No community remains as unspoiled as the Baduy without deliberate intention, and talking to Aya Mursit, it is clear that it would be a grave mistake to underestimate his people because of their simple lifestyle. They are able to live the way they do in this modern world — without paying taxes to the government, with no deeds or titles to their land, refraining from formal education for their children — because they have some serious diplomatic talent.
To appease outside pressure, for example, they once built a mosque on their land. They didn’t use it, but it threw government envoys off the scent. When census takers pushed for access, the Baduy helpfully gave them a detailed list of answers they had compiled themselves. On the new e-KTP electronic identity cards that all Indonesians are required by law to possess, their religion was not listed, so the Baduy have left that field blank.

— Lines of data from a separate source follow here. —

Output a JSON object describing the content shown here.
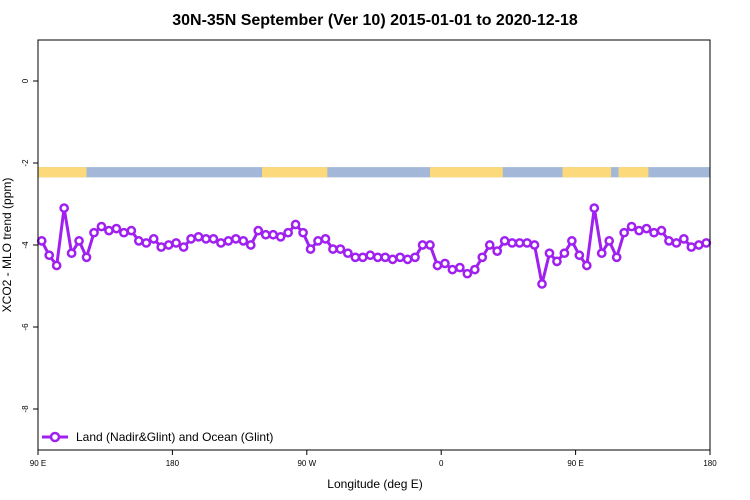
{
  "chart_data": {
    "type": "line",
    "title": "30N-35N September (Ver 10)   2015-01-01 to 2020-12-18",
    "xlabel": "Longitude (deg E)",
    "ylabel": "XCO2 - MLO trend (ppm)",
    "xlim": [
      90,
      450
    ],
    "ylim": [
      -9.0,
      1.0
    ],
    "x_ticks": [
      {
        "value": 90,
        "label": "90 E"
      },
      {
        "value": 162,
        "label": "180"
      },
      {
        "value": 234,
        "label": "90 W"
      },
      {
        "value": 306,
        "label": "0"
      },
      {
        "value": 378,
        "label": "90 E"
      },
      {
        "value": 450,
        "label": "180"
      }
    ],
    "y_ticks": [
      {
        "value": 0,
        "label": "0"
      },
      {
        "value": -2,
        "label": "-2"
      },
      {
        "value": -4,
        "label": "-4"
      },
      {
        "value": -6,
        "label": "-6"
      },
      {
        "value": -8,
        "label": "-8"
      }
    ],
    "land_ocean_band": {
      "y_range": [
        -2.35,
        -2.1
      ],
      "ocean_color": "#a3b8d8",
      "land_color": "#fcd97a",
      "land_segments": [
        [
          90,
          116
        ],
        [
          210,
          245
        ],
        [
          300,
          339
        ],
        [
          371,
          397
        ],
        [
          401,
          413
        ],
        [
          412,
          417
        ]
      ]
    },
    "series": [
      {
        "name": "Land (Nadir&Glint) and Ocean (Glint)",
        "color": "#a020f0",
        "x": [
          92,
          96,
          100,
          104,
          108,
          112,
          116,
          120,
          124,
          128,
          132,
          136,
          140,
          144,
          148,
          152,
          156,
          160,
          164,
          168,
          172,
          176,
          180,
          184,
          188,
          192,
          196,
          200,
          204,
          208,
          212,
          216,
          220,
          224,
          228,
          232,
          236,
          240,
          244,
          248,
          252,
          256,
          260,
          264,
          268,
          272,
          276,
          280,
          284,
          288,
          292,
          296,
          300,
          304,
          308,
          312,
          316,
          320,
          324,
          328,
          332,
          336,
          340,
          344,
          348,
          352,
          356,
          360,
          364,
          368,
          372,
          376,
          380,
          384,
          388,
          392,
          396,
          400,
          404,
          408,
          412,
          416,
          420,
          424,
          428,
          432,
          436,
          440,
          444,
          448
        ],
        "values": [
          -3.9,
          -4.25,
          -4.5,
          -3.1,
          -4.2,
          -3.9,
          -4.3,
          -3.7,
          -3.55,
          -3.65,
          -3.6,
          -3.7,
          -3.65,
          -3.9,
          -3.95,
          -3.85,
          -4.05,
          -4.0,
          -3.95,
          -4.05,
          -3.85,
          -3.8,
          -3.85,
          -3.85,
          -3.95,
          -3.9,
          -3.85,
          -3.9,
          -4.0,
          -3.65,
          -3.75,
          -3.75,
          -3.8,
          -3.7,
          -3.5,
          -3.7,
          -4.1,
          -3.9,
          -3.85,
          -4.1,
          -4.1,
          -4.2,
          -4.3,
          -4.3,
          -4.25,
          -4.3,
          -4.3,
          -4.35,
          -4.3,
          -4.35,
          -4.3,
          -4.0,
          -4.0,
          -4.5,
          -4.45,
          -4.6,
          -4.55,
          -4.7,
          -4.6,
          -4.3,
          -4.0,
          -4.15,
          -3.9,
          -3.95,
          -3.95,
          -3.95,
          -4.0,
          -4.95,
          -4.2,
          -4.4,
          -4.2,
          -3.9,
          -4.25,
          -4.5,
          -3.1,
          -4.2,
          -3.9,
          -4.3,
          -3.7,
          -3.55,
          -3.65,
          -3.6,
          -3.7,
          -3.65,
          -3.9,
          -3.95,
          -3.85,
          -4.05,
          -4.0,
          -3.95
        ]
      }
    ],
    "legend": {
      "position": "bottom-left",
      "entries": [
        "Land (Nadir&Glint) and Ocean (Glint)"
      ]
    },
    "grid": false
  }
}
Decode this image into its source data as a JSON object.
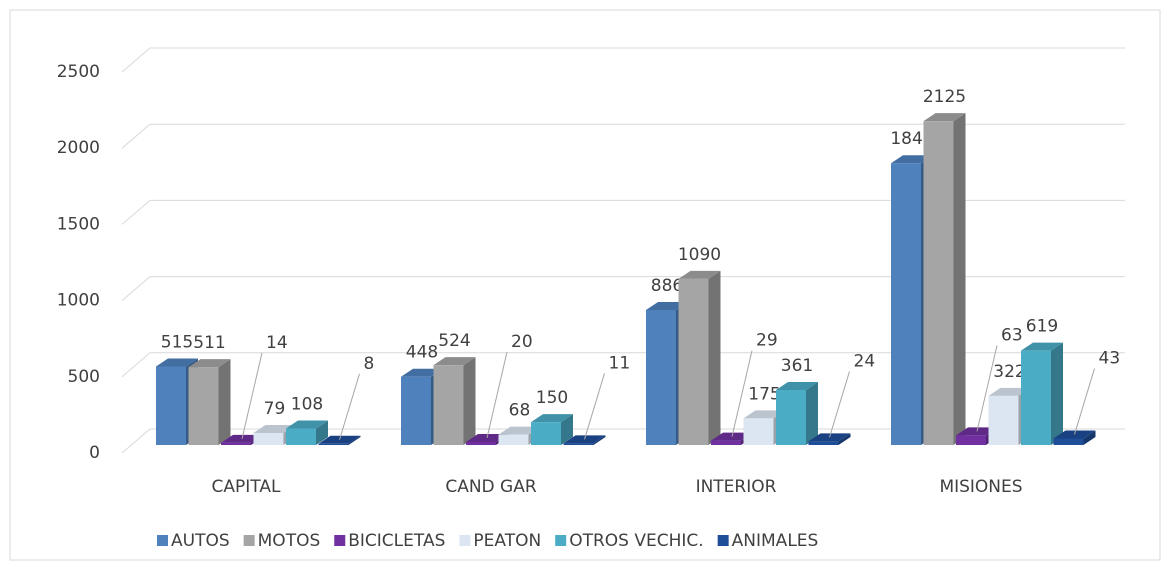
{
  "chart_data": {
    "type": "bar3d",
    "categories": [
      "CAPITAL",
      "CAND  GAR",
      "INTERIOR",
      "MISIONES"
    ],
    "series": [
      {
        "name": "AUTOS",
        "color": "#4f81bd",
        "values": [
          515,
          448,
          886,
          1849
        ]
      },
      {
        "name": "MOTOS",
        "color": "#a5a5a5",
        "values": [
          511,
          524,
          1090,
          2125
        ]
      },
      {
        "name": "BICICLETAS",
        "color": "#7030a0",
        "values": [
          14,
          20,
          29,
          63
        ]
      },
      {
        "name": "PEATON",
        "color": "#dce6f2",
        "values": [
          79,
          68,
          175,
          322
        ]
      },
      {
        "name": "OTROS VECHIC.",
        "color": "#4bacc6",
        "values": [
          108,
          150,
          361,
          619
        ]
      },
      {
        "name": "ANIMALES",
        "color": "#1f4e99",
        "values": [
          8,
          11,
          24,
          43
        ]
      }
    ],
    "ylim": [
      0,
      2500
    ],
    "yticks": [
      0,
      500,
      1000,
      1500,
      2000,
      2500
    ],
    "grid": true,
    "legend": "bottom"
  }
}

Each year, the government doggedly tries to give them money to build a school. Each year, they decline, seeing it as an insidious erosion of their culture. “If the children go to school, it’s just the same as the outside world,” Aya Mursit says through Vita. “They would be exposed to different values, and risk becoming greedy.

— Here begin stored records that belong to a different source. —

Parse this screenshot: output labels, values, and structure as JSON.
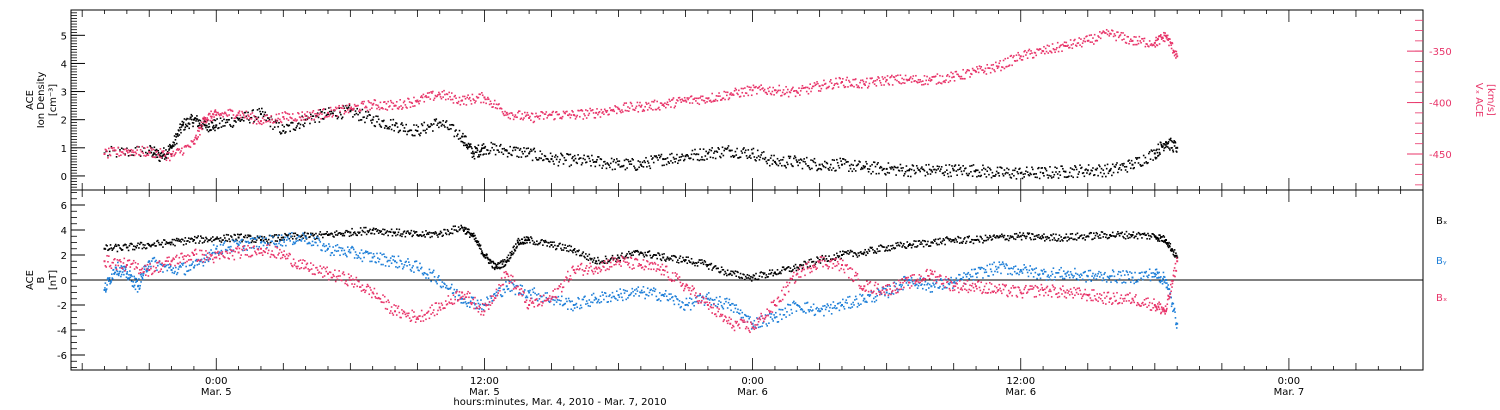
{
  "chart_data": [
    {
      "type": "scatter",
      "panel": "top",
      "left_axis": {
        "label_lines": [
          "ACE",
          "Ion Density"
        ],
        "unit": "[cm⁻³]",
        "range": [
          -0.5,
          5.9
        ],
        "ticks": [
          "0",
          "1",
          "2",
          "3",
          "4",
          "5"
        ]
      },
      "right_axis": {
        "label": "Vₓ ACE",
        "unit": "[km/s]",
        "range": [
          -485,
          -310
        ],
        "ticks": [
          "-350",
          "-400",
          "-450"
        ],
        "color": "#e8356a"
      },
      "series": [
        {
          "name": "",
          "axis": "left",
          "color": "#000000",
          "points": [
            [
              -5.0,
              0.8
            ],
            [
              -3.0,
              0.9
            ],
            [
              -2.5,
              0.7
            ],
            [
              -2.0,
              1.0
            ],
            [
              -1.5,
              1.8
            ],
            [
              -1.0,
              2.0
            ],
            [
              -0.5,
              1.8
            ],
            [
              0.0,
              1.8
            ],
            [
              1.0,
              2.0
            ],
            [
              2.0,
              2.2
            ],
            [
              3.0,
              1.6
            ],
            [
              4.0,
              2.0
            ],
            [
              5.0,
              2.2
            ],
            [
              6.0,
              2.3
            ],
            [
              7.0,
              2.0
            ],
            [
              8.0,
              1.8
            ],
            [
              9.0,
              1.6
            ],
            [
              10.0,
              1.9
            ],
            [
              11.0,
              1.4
            ],
            [
              11.5,
              0.8
            ],
            [
              12.0,
              1.0
            ],
            [
              13.0,
              0.9
            ],
            [
              14.0,
              0.8
            ],
            [
              15.0,
              0.6
            ],
            [
              16.0,
              0.55
            ],
            [
              17.0,
              0.5
            ],
            [
              18.0,
              0.4
            ],
            [
              19.0,
              0.4
            ],
            [
              20.0,
              0.6
            ],
            [
              21.0,
              0.7
            ],
            [
              22.0,
              0.8
            ],
            [
              23.0,
              0.9
            ],
            [
              24.0,
              0.8
            ],
            [
              25.0,
              0.5
            ],
            [
              26.0,
              0.5
            ],
            [
              27.0,
              0.4
            ],
            [
              28.0,
              0.4
            ],
            [
              29.0,
              0.3
            ],
            [
              30.0,
              0.25
            ],
            [
              31.0,
              0.2
            ],
            [
              32.0,
              0.2
            ],
            [
              33.0,
              0.2
            ],
            [
              34.0,
              0.2
            ],
            [
              35.0,
              0.1
            ],
            [
              36.0,
              0.1
            ],
            [
              37.0,
              0.1
            ],
            [
              38.0,
              0.15
            ],
            [
              39.0,
              0.2
            ],
            [
              40.0,
              0.2
            ],
            [
              41.0,
              0.4
            ],
            [
              42.0,
              0.8
            ],
            [
              42.5,
              1.2
            ],
            [
              43.0,
              1.0
            ]
          ]
        },
        {
          "name": "",
          "axis": "right",
          "color": "#e8356a",
          "points": [
            [
              -5.0,
              -450
            ],
            [
              -4.0,
              -447
            ],
            [
              -3.0,
              -448
            ],
            [
              -2.0,
              -452
            ],
            [
              -1.0,
              -440
            ],
            [
              -0.5,
              -415
            ],
            [
              0.0,
              -412
            ],
            [
              1.0,
              -410
            ],
            [
              2.0,
              -418
            ],
            [
              3.0,
              -414
            ],
            [
              4.0,
              -413
            ],
            [
              5.0,
              -410
            ],
            [
              6.0,
              -406
            ],
            [
              7.0,
              -402
            ],
            [
              8.0,
              -403
            ],
            [
              9.0,
              -398
            ],
            [
              10.0,
              -392
            ],
            [
              11.0,
              -398
            ],
            [
              12.0,
              -395
            ],
            [
              13.0,
              -410
            ],
            [
              14.0,
              -415
            ],
            [
              15.0,
              -412
            ],
            [
              16.0,
              -412
            ],
            [
              17.0,
              -410
            ],
            [
              18.0,
              -406
            ],
            [
              19.0,
              -404
            ],
            [
              20.0,
              -402
            ],
            [
              21.0,
              -398
            ],
            [
              22.0,
              -396
            ],
            [
              23.0,
              -392
            ],
            [
              24.0,
              -388
            ],
            [
              25.0,
              -388
            ],
            [
              26.0,
              -390
            ],
            [
              27.0,
              -384
            ],
            [
              28.0,
              -380
            ],
            [
              29.0,
              -382
            ],
            [
              30.0,
              -378
            ],
            [
              31.0,
              -378
            ],
            [
              32.0,
              -378
            ],
            [
              33.0,
              -375
            ],
            [
              34.0,
              -370
            ],
            [
              35.0,
              -365
            ],
            [
              36.0,
              -355
            ],
            [
              37.0,
              -350
            ],
            [
              38.0,
              -345
            ],
            [
              39.0,
              -340
            ],
            [
              40.0,
              -333
            ],
            [
              41.0,
              -340
            ],
            [
              42.0,
              -342
            ],
            [
              42.5,
              -335
            ],
            [
              43.0,
              -355
            ]
          ]
        }
      ]
    },
    {
      "type": "scatter",
      "panel": "bottom",
      "left_axis": {
        "label_lines": [
          "ACE",
          "B"
        ],
        "unit": "[nT]",
        "range": [
          -7.2,
          7.2
        ],
        "ticks": [
          "-6",
          "-4",
          "-2",
          "0",
          "2",
          "4",
          "6"
        ]
      },
      "legend": [
        {
          "label": "Bₓ",
          "color": "#000000"
        },
        {
          "label": "Bᵧ",
          "color": "#1e7fd8"
        },
        {
          "label": "Bₓ",
          "color": "#e8356a"
        }
      ],
      "series": [
        {
          "name": "Bₓ",
          "color": "#000000",
          "points": [
            [
              -5.0,
              2.5
            ],
            [
              -4.0,
              2.6
            ],
            [
              -3.0,
              2.8
            ],
            [
              -2.0,
              3.0
            ],
            [
              -1.0,
              3.2
            ],
            [
              0.0,
              3.3
            ],
            [
              1.0,
              3.4
            ],
            [
              2.0,
              3.2
            ],
            [
              3.0,
              3.4
            ],
            [
              4.0,
              3.5
            ],
            [
              5.0,
              3.6
            ],
            [
              6.0,
              3.8
            ],
            [
              7.0,
              4.0
            ],
            [
              8.0,
              3.8
            ],
            [
              9.0,
              3.6
            ],
            [
              10.0,
              3.7
            ],
            [
              11.0,
              4.2
            ],
            [
              11.5,
              3.5
            ],
            [
              12.0,
              2.0
            ],
            [
              12.5,
              1.0
            ],
            [
              13.0,
              1.5
            ],
            [
              13.5,
              3.0
            ],
            [
              14.0,
              3.2
            ],
            [
              15.0,
              2.8
            ],
            [
              16.0,
              2.4
            ],
            [
              17.0,
              1.5
            ],
            [
              18.0,
              1.8
            ],
            [
              19.0,
              2.2
            ],
            [
              20.0,
              1.8
            ],
            [
              21.0,
              1.6
            ],
            [
              22.0,
              1.2
            ],
            [
              23.0,
              0.5
            ],
            [
              24.0,
              0.2
            ],
            [
              25.0,
              0.6
            ],
            [
              26.0,
              1.0
            ],
            [
              27.0,
              1.6
            ],
            [
              28.0,
              2.0
            ],
            [
              29.0,
              2.2
            ],
            [
              30.0,
              2.6
            ],
            [
              31.0,
              2.8
            ],
            [
              32.0,
              3.0
            ],
            [
              33.0,
              3.2
            ],
            [
              34.0,
              3.2
            ],
            [
              35.0,
              3.4
            ],
            [
              36.0,
              3.5
            ],
            [
              37.0,
              3.4
            ],
            [
              38.0,
              3.4
            ],
            [
              39.0,
              3.5
            ],
            [
              40.0,
              3.6
            ],
            [
              41.0,
              3.6
            ],
            [
              42.0,
              3.5
            ],
            [
              42.5,
              3.2
            ],
            [
              43.0,
              1.8
            ]
          ]
        },
        {
          "name": "Bᵧ",
          "color": "#1e7fd8",
          "points": [
            [
              -5.0,
              -0.8
            ],
            [
              -4.5,
              1.0
            ],
            [
              -4.0,
              0.5
            ],
            [
              -3.5,
              -0.5
            ],
            [
              -3.0,
              1.5
            ],
            [
              -2.0,
              0.8
            ],
            [
              -1.0,
              1.0
            ],
            [
              0.0,
              2.5
            ],
            [
              1.0,
              2.8
            ],
            [
              2.0,
              3.0
            ],
            [
              3.0,
              3.2
            ],
            [
              4.0,
              3.4
            ],
            [
              5.0,
              2.5
            ],
            [
              6.0,
              2.2
            ],
            [
              7.0,
              1.8
            ],
            [
              8.0,
              1.5
            ],
            [
              9.0,
              1.0
            ],
            [
              10.0,
              0.0
            ],
            [
              11.0,
              -1.5
            ],
            [
              12.0,
              -2.0
            ],
            [
              13.0,
              -0.5
            ],
            [
              14.0,
              -1.0
            ],
            [
              15.0,
              -1.5
            ],
            [
              16.0,
              -2.0
            ],
            [
              17.0,
              -1.5
            ],
            [
              18.0,
              -1.2
            ],
            [
              19.0,
              -1.0
            ],
            [
              20.0,
              -1.2
            ],
            [
              21.0,
              -2.0
            ],
            [
              22.0,
              -1.5
            ],
            [
              23.0,
              -2.0
            ],
            [
              24.0,
              -3.5
            ],
            [
              25.0,
              -3.0
            ],
            [
              26.0,
              -2.0
            ],
            [
              27.0,
              -2.5
            ],
            [
              28.0,
              -2.0
            ],
            [
              29.0,
              -1.5
            ],
            [
              30.0,
              -1.0
            ],
            [
              31.0,
              0.0
            ],
            [
              32.0,
              -0.5
            ],
            [
              33.0,
              -0.2
            ],
            [
              34.0,
              0.5
            ],
            [
              35.0,
              1.0
            ],
            [
              36.0,
              0.8
            ],
            [
              37.0,
              0.5
            ],
            [
              38.0,
              0.5
            ],
            [
              39.0,
              0.3
            ],
            [
              40.0,
              0.3
            ],
            [
              41.0,
              0.2
            ],
            [
              42.0,
              0.5
            ],
            [
              42.5,
              0.0
            ],
            [
              43.0,
              -3.5
            ]
          ]
        },
        {
          "name": "Bₓ",
          "color": "#e8356a",
          "points": [
            [
              -5.0,
              1.5
            ],
            [
              -4.0,
              1.2
            ],
            [
              -3.0,
              0.8
            ],
            [
              -2.0,
              1.5
            ],
            [
              -1.0,
              2.0
            ],
            [
              0.0,
              1.8
            ],
            [
              1.0,
              2.2
            ],
            [
              2.0,
              2.5
            ],
            [
              3.0,
              2.0
            ],
            [
              4.0,
              1.0
            ],
            [
              5.0,
              0.5
            ],
            [
              6.0,
              0.0
            ],
            [
              7.0,
              -1.0
            ],
            [
              8.0,
              -2.5
            ],
            [
              9.0,
              -3.0
            ],
            [
              10.0,
              -2.2
            ],
            [
              11.0,
              -1.0
            ],
            [
              12.0,
              -2.5
            ],
            [
              13.0,
              0.5
            ],
            [
              14.0,
              -2.0
            ],
            [
              15.0,
              -1.5
            ],
            [
              16.0,
              0.8
            ],
            [
              17.0,
              1.0
            ],
            [
              18.0,
              1.5
            ],
            [
              19.0,
              1.2
            ],
            [
              20.0,
              0.8
            ],
            [
              21.0,
              -0.5
            ],
            [
              22.0,
              -2.0
            ],
            [
              23.0,
              -3.5
            ],
            [
              24.0,
              -3.8
            ],
            [
              25.0,
              -2.0
            ],
            [
              26.0,
              0.5
            ],
            [
              27.0,
              1.5
            ],
            [
              28.0,
              1.2
            ],
            [
              29.0,
              -0.5
            ],
            [
              30.0,
              -0.8
            ],
            [
              31.0,
              -0.2
            ],
            [
              32.0,
              0.5
            ],
            [
              33.0,
              -0.5
            ],
            [
              34.0,
              -0.5
            ],
            [
              35.0,
              -0.8
            ],
            [
              36.0,
              -1.0
            ],
            [
              37.0,
              -0.8
            ],
            [
              38.0,
              -1.0
            ],
            [
              39.0,
              -1.2
            ],
            [
              40.0,
              -1.5
            ],
            [
              41.0,
              -1.5
            ],
            [
              42.0,
              -2.0
            ],
            [
              42.5,
              -2.5
            ],
            [
              43.0,
              1.5
            ]
          ]
        }
      ]
    }
  ],
  "x_axis": {
    "range_hours": [
      -6.5,
      54.0
    ],
    "ticks": [
      {
        "hours": 0,
        "time": "0:00",
        "date": "Mar. 5"
      },
      {
        "hours": 12,
        "time": "12:00",
        "date": "Mar. 5"
      },
      {
        "hours": 24,
        "time": "0:00",
        "date": "Mar. 6"
      },
      {
        "hours": 36,
        "time": "12:00",
        "date": "Mar. 6"
      },
      {
        "hours": 48,
        "time": "0:00",
        "date": "Mar. 7"
      }
    ],
    "label": "hours:minutes, Mar.  4, 2010 - Mar.  7, 2010"
  }
}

“A lack of an education isn’t the same thing as a lack of intelligence.”
The Baduy have long been considered a source of wisdom and magical power by other Indonesians. Many have sought an audience with the spiritual Pu’un leaders over the years, but they are picky about who they will see. Former President Sukarno, who granted them government protection, sometimes consulted with them. When his successor Suharto tried to visit in his helicopter, the Pu’un sent an envoy.
The Good Life
By and large, the Baduy are walking advertisements for clean living. Their skin is glowing and unblemished, their physiques are the type that gyms plaster on billboards. Their society has essentially zero crime.
But Baduy is not utopia.
One of Jakam’s neighbors, a young mother, was bitten by a snake some months ago. She was treated by a traditional healer but received no modern medicine and died horribly over three days.
A 2006 study by the Bina Karta Lestari Foundation, an NGO that works toward sustainable development, found that the government considers the Baduy to be living in poverty. Using income, education level, sanitation, access to electricity and savings as indicators, they are indeed. But measuring access to adequate clothing, food and housing, they do not lack for anything.
So how long can they hold out and keep their way of life intact? Considering their long history of sustainable practices, the answer would seem to be “indefinitely” — if they are left to their own devices.
But as we continue our trip, there is more evidence of encroaching modernity. Politicians’ campaign signs crop up even in this remote area. A few cement pilings are in place, presumably the vanguard of a modern bridge over a river.
But that’s not the bridge they brought us to see. Our destination comes into view, and they smile at our gasps of astonishment.
The bridge is a wild tangle of roots that have naturally twined together across a stretch of rocky stream.
It is equal parts mossy and smooth, held up, at least for now, by an ingenious blend of old and new.